2. Description of the Related Art
There are many ways to measure the level of a fluid, and the techniques are numerous since fluids have many physical properties that can be exploited. These properties include the temperature, weight, capacitance, density, resistance, etc., of the fluid.
Examples of various techniques and devices include thermal fluid level sensors. Fluids have a heat capacity and thermal conductivity that is different from air. Small heating elements will have different temperatures whether they are in, or out, of the fluid. Another method uses capacitance to measure the level of the fluid. Since the dielectric constant of a fluid is different than that of air, capacitor plates having an intervening fluid will have a larger capacitance. Resistive and eddy current techniques have also been utilized. Since some fluids are electrically conducting, electrodes will carry current when immersed in a fluid. Eddy current losses for a coil will be higher when the coil is immersed in a conductive liquid.
Magnetostrictive techniques are also popular. This technique uses a combined magnetic and ultrasonic effect. It is possible to magnetically generate twist pulses in a wire (the Wiedemann Effect), which propagate at the speed of sound in the material and are reflected at the point at which the wire enters the liquid. The time of flight is used to measure the fluid level. Fiber optic technology is also utilized. The index of refraction difference between a glass fiber and the fluid can be used to optically detect the fluid level. Ultrasonic ranging is yet another method readily available. Since the time of flight of an ultrasonic pulse differs while propagating either in the fluid or in air, the difference can be used to detect fluid level. Ultrasonic damping has also been exploited. Acoustically resonant elements (e.g., ultrasonic transducers) will be damped by a fluid, that is, it will take more energy to excite them at a given amplitude. The time of flight of a radar pulse is also used to detect the surface of the fluid. This is usually not useful for small containers, although micropower impulse radar (MIR) will work at short range. Finally, a pressure sensor at the bottom of a container will gauge the weight of the fluid above it.
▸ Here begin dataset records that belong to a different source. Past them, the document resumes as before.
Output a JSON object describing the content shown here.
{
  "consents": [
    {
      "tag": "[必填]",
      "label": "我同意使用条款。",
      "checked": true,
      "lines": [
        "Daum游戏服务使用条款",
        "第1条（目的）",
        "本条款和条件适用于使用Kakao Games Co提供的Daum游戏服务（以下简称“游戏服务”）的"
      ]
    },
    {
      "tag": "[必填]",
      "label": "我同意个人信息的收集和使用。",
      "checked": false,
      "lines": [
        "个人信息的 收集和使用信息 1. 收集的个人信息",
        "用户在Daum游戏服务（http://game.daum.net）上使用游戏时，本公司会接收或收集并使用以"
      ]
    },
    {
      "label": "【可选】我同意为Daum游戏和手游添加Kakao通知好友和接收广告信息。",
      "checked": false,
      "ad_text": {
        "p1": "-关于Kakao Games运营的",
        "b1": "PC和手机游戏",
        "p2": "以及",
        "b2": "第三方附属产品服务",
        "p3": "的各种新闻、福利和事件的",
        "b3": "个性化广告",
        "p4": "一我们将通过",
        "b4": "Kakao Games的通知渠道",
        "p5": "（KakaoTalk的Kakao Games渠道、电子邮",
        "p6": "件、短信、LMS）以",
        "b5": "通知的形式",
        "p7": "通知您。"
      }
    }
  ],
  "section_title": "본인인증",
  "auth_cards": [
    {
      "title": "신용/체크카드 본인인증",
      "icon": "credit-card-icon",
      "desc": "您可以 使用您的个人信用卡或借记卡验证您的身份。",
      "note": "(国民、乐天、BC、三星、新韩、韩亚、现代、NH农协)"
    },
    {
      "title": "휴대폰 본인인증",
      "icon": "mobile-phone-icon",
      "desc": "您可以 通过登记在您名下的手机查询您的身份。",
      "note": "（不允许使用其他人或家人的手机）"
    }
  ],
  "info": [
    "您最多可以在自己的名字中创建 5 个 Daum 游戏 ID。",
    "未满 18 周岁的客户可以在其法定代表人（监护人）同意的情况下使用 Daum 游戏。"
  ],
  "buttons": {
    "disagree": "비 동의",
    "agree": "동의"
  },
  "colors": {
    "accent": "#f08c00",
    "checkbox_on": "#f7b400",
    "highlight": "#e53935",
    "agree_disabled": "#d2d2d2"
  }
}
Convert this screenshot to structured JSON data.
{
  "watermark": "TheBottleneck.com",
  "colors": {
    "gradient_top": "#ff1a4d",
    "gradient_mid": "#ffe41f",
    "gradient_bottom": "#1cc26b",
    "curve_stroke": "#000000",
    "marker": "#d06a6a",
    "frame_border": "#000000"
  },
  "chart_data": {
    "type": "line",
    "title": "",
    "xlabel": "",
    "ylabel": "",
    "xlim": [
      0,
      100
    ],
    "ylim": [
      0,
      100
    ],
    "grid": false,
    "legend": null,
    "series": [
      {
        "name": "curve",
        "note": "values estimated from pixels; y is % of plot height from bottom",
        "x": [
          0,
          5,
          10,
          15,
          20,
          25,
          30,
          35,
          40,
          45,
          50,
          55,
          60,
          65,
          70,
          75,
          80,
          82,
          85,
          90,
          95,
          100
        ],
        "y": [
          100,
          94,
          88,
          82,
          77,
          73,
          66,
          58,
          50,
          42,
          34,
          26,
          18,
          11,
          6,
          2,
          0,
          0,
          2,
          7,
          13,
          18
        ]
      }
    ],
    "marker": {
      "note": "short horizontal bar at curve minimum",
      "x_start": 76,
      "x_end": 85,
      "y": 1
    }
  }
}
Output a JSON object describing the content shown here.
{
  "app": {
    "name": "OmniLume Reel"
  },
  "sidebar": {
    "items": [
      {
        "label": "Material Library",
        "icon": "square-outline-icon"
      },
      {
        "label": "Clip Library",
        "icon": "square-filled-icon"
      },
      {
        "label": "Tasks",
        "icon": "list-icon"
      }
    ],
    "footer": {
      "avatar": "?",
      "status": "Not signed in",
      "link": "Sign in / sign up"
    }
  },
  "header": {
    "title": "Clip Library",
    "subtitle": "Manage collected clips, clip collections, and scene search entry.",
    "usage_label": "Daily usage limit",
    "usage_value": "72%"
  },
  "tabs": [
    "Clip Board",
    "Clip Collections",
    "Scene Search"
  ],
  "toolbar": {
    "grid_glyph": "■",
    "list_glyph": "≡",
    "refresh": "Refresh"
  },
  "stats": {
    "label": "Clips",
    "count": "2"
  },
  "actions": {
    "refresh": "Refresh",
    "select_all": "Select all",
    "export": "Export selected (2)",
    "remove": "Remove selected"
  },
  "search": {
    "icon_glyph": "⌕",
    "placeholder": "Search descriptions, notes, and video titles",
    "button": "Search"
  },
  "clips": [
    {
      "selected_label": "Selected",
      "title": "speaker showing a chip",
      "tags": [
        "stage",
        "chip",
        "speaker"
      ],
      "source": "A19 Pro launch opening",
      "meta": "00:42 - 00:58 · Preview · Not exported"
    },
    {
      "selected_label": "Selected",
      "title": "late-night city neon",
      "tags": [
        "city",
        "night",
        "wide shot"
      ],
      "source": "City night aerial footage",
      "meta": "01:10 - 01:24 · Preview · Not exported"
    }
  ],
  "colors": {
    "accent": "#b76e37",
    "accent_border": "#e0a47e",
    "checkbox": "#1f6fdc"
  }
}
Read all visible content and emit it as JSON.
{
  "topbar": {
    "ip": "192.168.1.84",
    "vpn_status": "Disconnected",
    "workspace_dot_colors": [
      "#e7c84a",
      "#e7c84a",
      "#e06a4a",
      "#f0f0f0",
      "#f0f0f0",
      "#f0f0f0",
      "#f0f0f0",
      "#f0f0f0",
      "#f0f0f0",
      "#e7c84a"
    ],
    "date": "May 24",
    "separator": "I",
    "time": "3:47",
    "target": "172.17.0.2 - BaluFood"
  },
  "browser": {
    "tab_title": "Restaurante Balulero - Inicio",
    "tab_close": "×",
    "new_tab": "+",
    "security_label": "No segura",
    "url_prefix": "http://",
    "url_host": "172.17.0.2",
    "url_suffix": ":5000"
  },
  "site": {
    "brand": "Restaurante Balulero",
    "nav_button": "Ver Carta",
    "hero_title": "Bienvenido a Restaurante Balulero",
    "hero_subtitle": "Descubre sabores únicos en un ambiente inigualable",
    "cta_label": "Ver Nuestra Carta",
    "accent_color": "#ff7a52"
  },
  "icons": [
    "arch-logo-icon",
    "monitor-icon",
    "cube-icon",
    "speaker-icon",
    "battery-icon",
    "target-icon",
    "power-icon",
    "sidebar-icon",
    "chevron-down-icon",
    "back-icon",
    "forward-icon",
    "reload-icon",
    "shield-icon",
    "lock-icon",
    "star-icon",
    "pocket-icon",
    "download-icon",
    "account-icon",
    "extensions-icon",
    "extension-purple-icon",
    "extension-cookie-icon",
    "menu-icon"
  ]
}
Though each of these techniques and sensors has a specific use, no one device or method provides an accurate fluid level measurement suitable for various applications.
It is therefore an aspect of the present invention to provide an apparatus and method for measuring the level of a fluid. The preferred embodiment of the present invention incorporates a novel approach using frequency domain analysis (FDA) of standing wave resonance (SWR) in a coaxial transmission line. It is based on the principle that the speed of light is slower in a fluid than in air. The sensor is applicable to level sensing for a wide variety of fluids, including oil and water. The sensor also functions in very harsh fluids (e.g., acids) with a proper choice of materials.